Eccrine spiradenoma; Breast; Mammography; Ultrasound (US); Magnetic resonance (MR)

MeSH Terms

Adenoma, Sweat Gland/*diagnosis/pathology
Biopsy, Needle
Diagnosis, Differential
Diagnostic Errors
Epidermal Cyst/diagnosis
Female
Humans
Magnetic Resonance Imaging
Mammography
Middle Aged
Skin Neoplasms/*diagnosis/pathology
Sweat Gland Neoplasms/*diagnosis/pathology
Ultrasonography, Mammary

Figure

  • Fig. 1 Eccrine spiradenoma arising in breast in 47-year-old woman. A, B. Routine mammography was performed and this showed two well-defined nodular densities in left upper central quadrant. C, D. Breast US was performed on first visit three years previously (C). US demonstrated presence of three well-defined, oval-shaped, homogenously hypoechoic masses within skin layer (white stars), with sizes of 9 × 4 mm, 8 × 5 mm and 4 × 2 mm, and mild posterior acoustic enhancement. As compared to previous US, current breast US (D) shows presence of masses that have apparently increased in size in skin and subcutaneous layer. Maximum diameter of masses had increased from 9 to 17 mm and from 8 to 9 mm. More importantly, three masses are surrounded by echogenic lines (white arrows) that represent dermal layer.

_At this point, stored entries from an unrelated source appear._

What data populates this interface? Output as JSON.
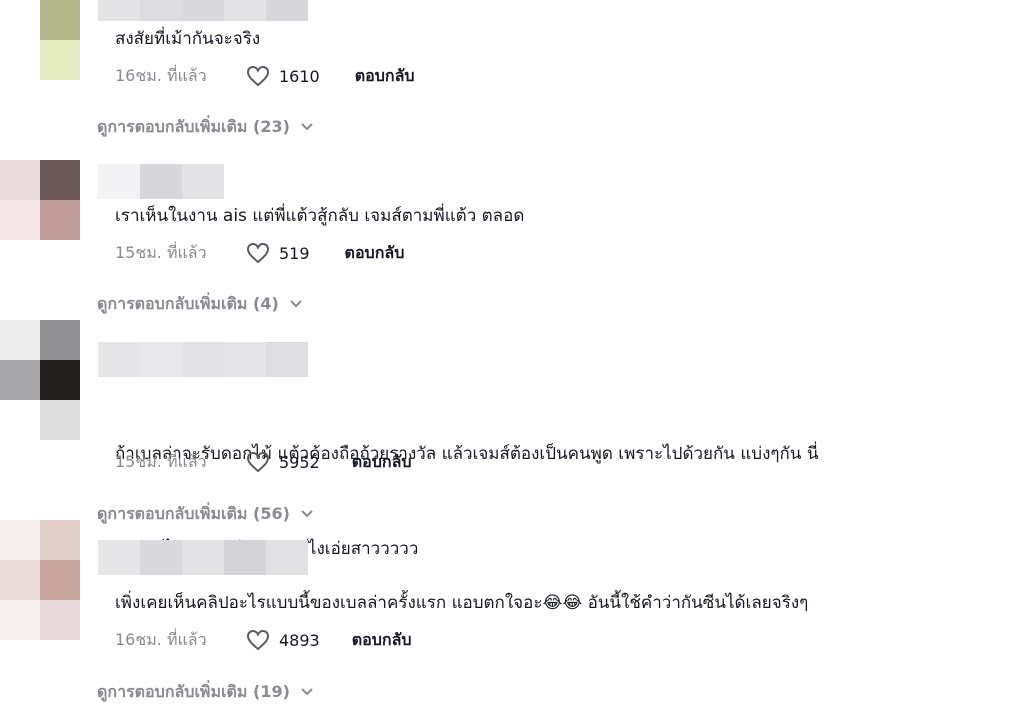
{
  "comments": [
    {
      "text": "สงสัยที่เม้ากันจะจริง",
      "time": "16ชม. ที่แล้ว",
      "likes": "1610",
      "reply": "ตอบกลับ",
      "more_replies": "ดูการตอบกลับเพิ่มเติม (23)"
    },
    {
      "text": "เราเห็นในงาน ais แต่พี่แต้วสู้กลับ เจมส์ตามพี่แต้ว ตลอด",
      "time": "15ชม. ที่แล้ว",
      "likes": "519",
      "reply": "ตอบกลับ",
      "more_replies": "ดูการตอบกลับเพิ่มเติม (4)"
    },
    {
      "text_line1": "ถ้าเบลล่าจะรับดอกไม้ แต้วค้องถือถ้วยรางวัล แล้วเจมส์ต้องเป็นคนพูด เพราะไปด้วยกัน แบ่งๆกัน นี่",
      "text_line2": "รวบตึงไว้อยู่คนเดียว มันยังไงเอ่ยสาววววว",
      "time": "15ชม. ที่แล้ว",
      "likes": "5952",
      "reply": "ตอบกลับ",
      "more_replies": "ดูการตอบกลับเพิ่มเติม (56)"
    },
    {
      "text": "เพิ่งเคยเห็นคลิปอะไรแบบนี้ของเบลล่าครั้งแรก แอบตกใจอะ😂😂 อันนี้ใช้คำว่ากันซีนได้เลยจริงๆ",
      "time": "16ชม. ที่แล้ว",
      "likes": "4893",
      "reply": "ตอบกลับ",
      "more_replies": "ดูการตอบกลับเพิ่มเติม (19)"
    }
  ],
  "icons": {
    "like": "heart-outline-icon",
    "expand": "chevron-down-icon"
  }
}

This appearance suggests cutaneous lesion. E-H. Breast MRI demonstrates well-defined masses in left breast with low signal intensity on axial T1-weighted images (repetition time [TR]/echo time [TE]: 4.6/1.7) (E), intermediate- to low-signal intensity on T2-weighted turbo spin echo (TSE) images (TR/TE: 3800/90) (F), high signal intensity on turbo inversion recovery magnitude image (TIRM, TR/TE/inversion time [TI]: 5620/88/230) (G), and fat-suppressed gadolinium-enhanced T1-wighted image shows masses with homogeneous enhancement and linear structure that is biopsy needle track from skin to masses (H). I. Surgical specimen is 3.8 × 3.0 × 2.0 cm skin tissue specimen attached to breast tissue. There are two well-defined, yellow-white solid masses, 1.4 × 1.0 × 0.8 cm and 1.0 × 1.0 × 0.8 cm in size (arrows). J, K. Photomicrograph of specimen (Hematoxylin & Eosin staining) demonstrates eccrine spiradenoma composed of characteristic double population of outer small cells with darkly staining nuclei surrounding larger cells with pale cytoplasm and tightly packed cells arranged in jigsaw puzzle pattern without epidermal connections (original magnification, × 100 & × 400, respectively).